Tous les deux ou trois mois, on voit apparaître un article sur les memecoins, qui sont sans doute l’antithèse des actions tokenisées puisqu’elles sont explicitement sans valeur, et qui montre à quel point peu de traders de memecoins sont rentables. Une requête Dune publique utilisant le routeur de frais de FOMO a montré qu’environ 6 % d’entre eux sont rentables et que, collectivement, les traders ont perdu 1,26 milliard de dollars. Autrement dit, « seuls 25 portefeuilles sur 292 531 ont généré plus de 10 000 dollars ».
Dans « On the Chopping Block », Haseeb Qureshi a fait valoir que l’activité de trading des memecoins de ces deux dernières semaines correspond à des tentatives d’anticiper la nouvelle demande de Robinhood que certains croient imminente. Elle pourrait ne jamais se concrétiser, du moins pas comme auparavant. Par ailleurs, mis à part le battage médiatique et une poignée de projets de grande qualité, les altcoins pourraient continuer à sombrer malgré un marché haussier. Quelques brèves. Coinbase va cesser de publier ses volumes de trading au motif qu’ils ne reflètent pas pleinement l’activité de l’entreprise, ce qui est une décision pour le moins curieuse à prendre en ce moment. La société mère de Fidelity a augmenté sa position dans BitMine de 1 281 % au deuxième trimestre, pour atteindre 7,7 millions d’actions, tandis que VanEck a renforcé la sienne de 49 %. Chainalysis a intenté un procès au gouvernement américain au sujet d’un contrat attribué à TRM Labs. Justin Sun semble inonder les utilisateurs de Coinbase, Binance et Hyperliquid d’USDT provenant de HTX, qui fait l’objet de sanctions de l’UE et du Royaume-Uni, afin de tester la réaction de leurs systèmes de lutte contre le blanchiment d’argent. Alors que les projets susmentionnés sont aux prises avec leurs gouvernements respectifs, World Liberty Financial a reçu l’accord préliminaire de l’OCC pour devenir une banque.

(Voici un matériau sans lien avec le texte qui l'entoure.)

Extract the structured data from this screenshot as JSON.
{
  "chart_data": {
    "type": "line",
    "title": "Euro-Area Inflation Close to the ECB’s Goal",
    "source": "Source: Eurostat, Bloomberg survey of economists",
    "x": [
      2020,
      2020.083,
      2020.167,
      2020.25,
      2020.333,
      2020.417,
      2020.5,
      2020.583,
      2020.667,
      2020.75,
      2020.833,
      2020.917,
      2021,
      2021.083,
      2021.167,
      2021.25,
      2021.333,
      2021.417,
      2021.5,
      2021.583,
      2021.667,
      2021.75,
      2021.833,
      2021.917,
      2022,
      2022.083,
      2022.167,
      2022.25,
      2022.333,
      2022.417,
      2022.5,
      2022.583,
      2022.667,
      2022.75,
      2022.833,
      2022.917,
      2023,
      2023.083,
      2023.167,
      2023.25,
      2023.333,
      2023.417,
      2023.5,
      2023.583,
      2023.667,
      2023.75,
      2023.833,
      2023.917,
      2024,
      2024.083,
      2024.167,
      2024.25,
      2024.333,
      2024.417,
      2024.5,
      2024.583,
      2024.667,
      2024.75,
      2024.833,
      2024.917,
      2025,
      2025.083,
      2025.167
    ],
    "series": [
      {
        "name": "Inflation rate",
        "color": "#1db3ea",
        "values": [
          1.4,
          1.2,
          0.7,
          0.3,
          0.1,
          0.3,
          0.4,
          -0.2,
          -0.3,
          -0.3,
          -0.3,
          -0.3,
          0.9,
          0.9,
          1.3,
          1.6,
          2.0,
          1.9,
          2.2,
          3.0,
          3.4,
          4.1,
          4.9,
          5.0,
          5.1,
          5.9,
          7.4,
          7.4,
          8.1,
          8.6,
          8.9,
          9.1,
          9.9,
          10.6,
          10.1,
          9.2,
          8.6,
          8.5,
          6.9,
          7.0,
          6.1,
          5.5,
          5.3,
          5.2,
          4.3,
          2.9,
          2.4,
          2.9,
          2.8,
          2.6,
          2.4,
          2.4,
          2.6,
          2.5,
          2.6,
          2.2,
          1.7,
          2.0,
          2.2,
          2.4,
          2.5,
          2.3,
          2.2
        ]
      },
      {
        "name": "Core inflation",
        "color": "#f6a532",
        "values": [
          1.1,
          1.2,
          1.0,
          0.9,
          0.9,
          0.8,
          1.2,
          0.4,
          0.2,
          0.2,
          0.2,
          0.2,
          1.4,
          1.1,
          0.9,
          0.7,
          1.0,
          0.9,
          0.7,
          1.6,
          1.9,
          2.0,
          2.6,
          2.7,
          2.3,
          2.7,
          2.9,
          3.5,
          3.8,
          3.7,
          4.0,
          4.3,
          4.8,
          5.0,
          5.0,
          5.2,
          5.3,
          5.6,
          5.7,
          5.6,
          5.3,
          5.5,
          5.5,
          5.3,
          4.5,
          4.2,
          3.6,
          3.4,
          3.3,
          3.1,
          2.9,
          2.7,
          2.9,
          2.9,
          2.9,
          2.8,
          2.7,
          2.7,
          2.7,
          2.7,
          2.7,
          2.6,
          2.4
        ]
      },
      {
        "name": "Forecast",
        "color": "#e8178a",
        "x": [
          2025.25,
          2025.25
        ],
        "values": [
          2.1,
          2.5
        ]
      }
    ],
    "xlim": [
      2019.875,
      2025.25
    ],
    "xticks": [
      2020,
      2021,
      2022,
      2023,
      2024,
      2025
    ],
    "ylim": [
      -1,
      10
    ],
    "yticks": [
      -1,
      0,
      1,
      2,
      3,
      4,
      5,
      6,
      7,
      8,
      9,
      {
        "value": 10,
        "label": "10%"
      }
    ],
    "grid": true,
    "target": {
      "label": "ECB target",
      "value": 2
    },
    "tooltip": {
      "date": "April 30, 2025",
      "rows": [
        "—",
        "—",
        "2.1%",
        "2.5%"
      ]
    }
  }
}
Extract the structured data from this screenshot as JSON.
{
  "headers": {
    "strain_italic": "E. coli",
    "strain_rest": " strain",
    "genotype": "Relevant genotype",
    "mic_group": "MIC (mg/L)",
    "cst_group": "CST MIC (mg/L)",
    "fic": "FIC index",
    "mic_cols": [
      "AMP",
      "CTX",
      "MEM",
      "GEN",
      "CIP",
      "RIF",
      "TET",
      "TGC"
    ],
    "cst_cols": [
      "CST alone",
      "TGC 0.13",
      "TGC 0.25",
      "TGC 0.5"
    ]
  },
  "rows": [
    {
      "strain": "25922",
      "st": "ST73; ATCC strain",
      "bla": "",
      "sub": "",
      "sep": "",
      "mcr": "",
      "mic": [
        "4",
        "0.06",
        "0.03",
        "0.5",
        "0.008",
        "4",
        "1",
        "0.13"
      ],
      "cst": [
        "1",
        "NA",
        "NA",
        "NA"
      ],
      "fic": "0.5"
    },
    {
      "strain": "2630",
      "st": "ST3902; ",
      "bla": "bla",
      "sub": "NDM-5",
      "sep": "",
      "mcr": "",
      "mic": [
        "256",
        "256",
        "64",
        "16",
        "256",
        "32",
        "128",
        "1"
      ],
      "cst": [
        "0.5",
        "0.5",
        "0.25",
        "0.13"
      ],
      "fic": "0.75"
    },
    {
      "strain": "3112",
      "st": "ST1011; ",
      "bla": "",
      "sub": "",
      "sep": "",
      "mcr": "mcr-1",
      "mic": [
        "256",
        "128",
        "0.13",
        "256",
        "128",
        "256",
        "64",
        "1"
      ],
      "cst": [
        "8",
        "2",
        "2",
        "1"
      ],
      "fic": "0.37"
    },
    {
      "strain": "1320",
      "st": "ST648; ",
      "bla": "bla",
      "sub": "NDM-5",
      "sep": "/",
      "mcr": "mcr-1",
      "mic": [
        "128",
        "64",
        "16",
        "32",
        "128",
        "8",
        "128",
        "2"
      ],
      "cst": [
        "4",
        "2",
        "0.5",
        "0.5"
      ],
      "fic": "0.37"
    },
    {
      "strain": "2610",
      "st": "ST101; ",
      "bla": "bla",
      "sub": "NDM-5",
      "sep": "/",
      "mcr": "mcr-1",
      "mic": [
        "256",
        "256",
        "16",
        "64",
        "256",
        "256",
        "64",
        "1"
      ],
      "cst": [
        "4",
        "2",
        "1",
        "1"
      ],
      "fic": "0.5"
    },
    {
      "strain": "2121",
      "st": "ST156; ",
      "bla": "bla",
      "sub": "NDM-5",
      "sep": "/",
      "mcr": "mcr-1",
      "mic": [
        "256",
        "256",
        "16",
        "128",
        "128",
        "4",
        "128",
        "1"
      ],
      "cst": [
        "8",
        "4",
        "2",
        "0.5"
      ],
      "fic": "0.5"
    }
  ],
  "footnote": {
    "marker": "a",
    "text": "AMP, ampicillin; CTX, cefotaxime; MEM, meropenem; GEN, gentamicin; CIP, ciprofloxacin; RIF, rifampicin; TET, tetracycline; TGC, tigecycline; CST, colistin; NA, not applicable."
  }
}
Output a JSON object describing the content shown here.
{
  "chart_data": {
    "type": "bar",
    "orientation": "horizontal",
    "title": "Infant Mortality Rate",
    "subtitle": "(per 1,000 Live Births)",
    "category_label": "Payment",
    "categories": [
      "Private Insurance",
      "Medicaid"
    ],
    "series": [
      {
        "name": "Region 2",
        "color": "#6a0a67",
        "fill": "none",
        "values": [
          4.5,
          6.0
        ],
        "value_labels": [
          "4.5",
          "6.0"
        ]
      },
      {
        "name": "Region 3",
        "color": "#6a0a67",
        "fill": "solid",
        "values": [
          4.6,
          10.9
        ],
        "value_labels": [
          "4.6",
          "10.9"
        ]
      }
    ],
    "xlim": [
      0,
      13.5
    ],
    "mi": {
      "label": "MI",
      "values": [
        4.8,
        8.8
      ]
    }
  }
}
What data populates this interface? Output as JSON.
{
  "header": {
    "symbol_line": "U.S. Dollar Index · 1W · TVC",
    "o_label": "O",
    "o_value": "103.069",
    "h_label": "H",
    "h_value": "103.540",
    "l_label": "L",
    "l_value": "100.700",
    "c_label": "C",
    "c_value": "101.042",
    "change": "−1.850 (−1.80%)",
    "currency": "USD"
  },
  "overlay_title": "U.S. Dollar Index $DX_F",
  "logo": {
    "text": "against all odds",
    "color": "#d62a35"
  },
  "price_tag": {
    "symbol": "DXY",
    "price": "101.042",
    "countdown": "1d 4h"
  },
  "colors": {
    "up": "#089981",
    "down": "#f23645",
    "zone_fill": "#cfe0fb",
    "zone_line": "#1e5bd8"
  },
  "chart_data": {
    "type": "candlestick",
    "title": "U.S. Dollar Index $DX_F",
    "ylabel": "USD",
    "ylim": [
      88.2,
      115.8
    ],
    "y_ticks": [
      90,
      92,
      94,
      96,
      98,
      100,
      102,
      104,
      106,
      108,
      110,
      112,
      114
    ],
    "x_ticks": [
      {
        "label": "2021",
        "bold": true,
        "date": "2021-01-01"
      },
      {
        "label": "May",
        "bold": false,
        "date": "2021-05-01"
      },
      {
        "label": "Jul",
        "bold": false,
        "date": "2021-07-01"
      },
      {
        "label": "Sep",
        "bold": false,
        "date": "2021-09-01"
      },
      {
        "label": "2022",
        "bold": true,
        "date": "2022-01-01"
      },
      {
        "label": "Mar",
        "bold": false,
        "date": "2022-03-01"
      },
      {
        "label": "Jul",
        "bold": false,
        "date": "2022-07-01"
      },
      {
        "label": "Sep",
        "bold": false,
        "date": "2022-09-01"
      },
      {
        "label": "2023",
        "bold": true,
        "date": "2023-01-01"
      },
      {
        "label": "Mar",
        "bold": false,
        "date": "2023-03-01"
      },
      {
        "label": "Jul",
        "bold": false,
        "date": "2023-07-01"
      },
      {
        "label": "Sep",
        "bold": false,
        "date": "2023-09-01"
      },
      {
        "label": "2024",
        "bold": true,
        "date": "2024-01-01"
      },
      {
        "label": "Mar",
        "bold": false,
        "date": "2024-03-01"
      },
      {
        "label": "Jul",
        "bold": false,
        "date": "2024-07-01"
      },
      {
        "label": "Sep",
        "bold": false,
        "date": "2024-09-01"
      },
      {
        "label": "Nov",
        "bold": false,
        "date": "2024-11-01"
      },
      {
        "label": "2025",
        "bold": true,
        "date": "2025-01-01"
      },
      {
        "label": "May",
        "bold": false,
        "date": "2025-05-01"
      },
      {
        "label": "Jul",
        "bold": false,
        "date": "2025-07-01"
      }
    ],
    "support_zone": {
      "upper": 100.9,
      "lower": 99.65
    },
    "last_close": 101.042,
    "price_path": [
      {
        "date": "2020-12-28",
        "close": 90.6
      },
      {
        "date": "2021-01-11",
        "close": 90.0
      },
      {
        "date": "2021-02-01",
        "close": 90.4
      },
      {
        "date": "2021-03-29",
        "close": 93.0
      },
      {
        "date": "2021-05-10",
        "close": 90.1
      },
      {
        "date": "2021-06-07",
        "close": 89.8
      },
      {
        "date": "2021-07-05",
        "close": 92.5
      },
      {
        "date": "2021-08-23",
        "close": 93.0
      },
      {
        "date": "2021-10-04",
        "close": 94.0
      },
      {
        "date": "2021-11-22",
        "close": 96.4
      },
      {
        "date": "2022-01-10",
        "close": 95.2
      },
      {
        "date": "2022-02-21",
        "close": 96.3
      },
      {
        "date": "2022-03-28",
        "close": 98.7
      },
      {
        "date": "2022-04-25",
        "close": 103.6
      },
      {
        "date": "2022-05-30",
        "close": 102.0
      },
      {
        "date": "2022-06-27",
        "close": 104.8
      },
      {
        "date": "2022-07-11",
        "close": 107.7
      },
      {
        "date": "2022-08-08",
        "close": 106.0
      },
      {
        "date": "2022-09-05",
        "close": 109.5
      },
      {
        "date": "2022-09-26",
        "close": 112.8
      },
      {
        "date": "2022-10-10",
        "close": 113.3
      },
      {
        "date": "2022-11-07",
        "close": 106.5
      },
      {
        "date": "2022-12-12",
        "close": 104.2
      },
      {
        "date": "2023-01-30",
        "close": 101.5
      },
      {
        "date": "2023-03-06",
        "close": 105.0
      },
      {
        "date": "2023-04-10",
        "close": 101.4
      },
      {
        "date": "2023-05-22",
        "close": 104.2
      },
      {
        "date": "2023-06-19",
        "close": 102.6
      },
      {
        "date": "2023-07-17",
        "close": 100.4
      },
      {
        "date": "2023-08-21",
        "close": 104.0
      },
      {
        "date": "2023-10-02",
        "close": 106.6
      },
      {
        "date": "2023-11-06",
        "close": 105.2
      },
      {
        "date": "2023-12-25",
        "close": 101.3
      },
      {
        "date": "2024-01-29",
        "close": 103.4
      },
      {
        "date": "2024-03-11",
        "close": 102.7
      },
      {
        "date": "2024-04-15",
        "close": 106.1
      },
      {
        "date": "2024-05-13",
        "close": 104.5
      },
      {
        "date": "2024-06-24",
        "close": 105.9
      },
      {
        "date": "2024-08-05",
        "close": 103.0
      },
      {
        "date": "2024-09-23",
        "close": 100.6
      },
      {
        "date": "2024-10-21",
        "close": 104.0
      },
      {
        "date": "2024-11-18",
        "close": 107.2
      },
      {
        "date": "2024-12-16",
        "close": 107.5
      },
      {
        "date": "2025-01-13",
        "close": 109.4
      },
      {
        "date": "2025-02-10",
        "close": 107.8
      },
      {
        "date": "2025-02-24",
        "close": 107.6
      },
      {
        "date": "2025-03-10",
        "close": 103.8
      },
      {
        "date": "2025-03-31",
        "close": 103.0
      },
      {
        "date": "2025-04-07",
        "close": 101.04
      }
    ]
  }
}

Enfin, la sécurité. Safepal a révélé une faille dans un plug-in de suivi des commandes qui a exposé les noms, adresses e-mail, adresses de livraison, numéros de téléphone et détails d’achat d’une partie de sa clientèle — il s’agit de la deuxième fuite dans la chaîne d’approvisionnement des portefeuilles matériels en l’espace de quelques semaines. Achetez en personne, payez en espèces.
Prenez soin de vous. -David Sencil
Cet article a été traduit de l'anglais à l'aide de l'IA. La version originale en anglais fait foi ; les traductions automatiques peuvent contenir des inexactitudes, en particulier dans la terminologie juridique et réglementaire.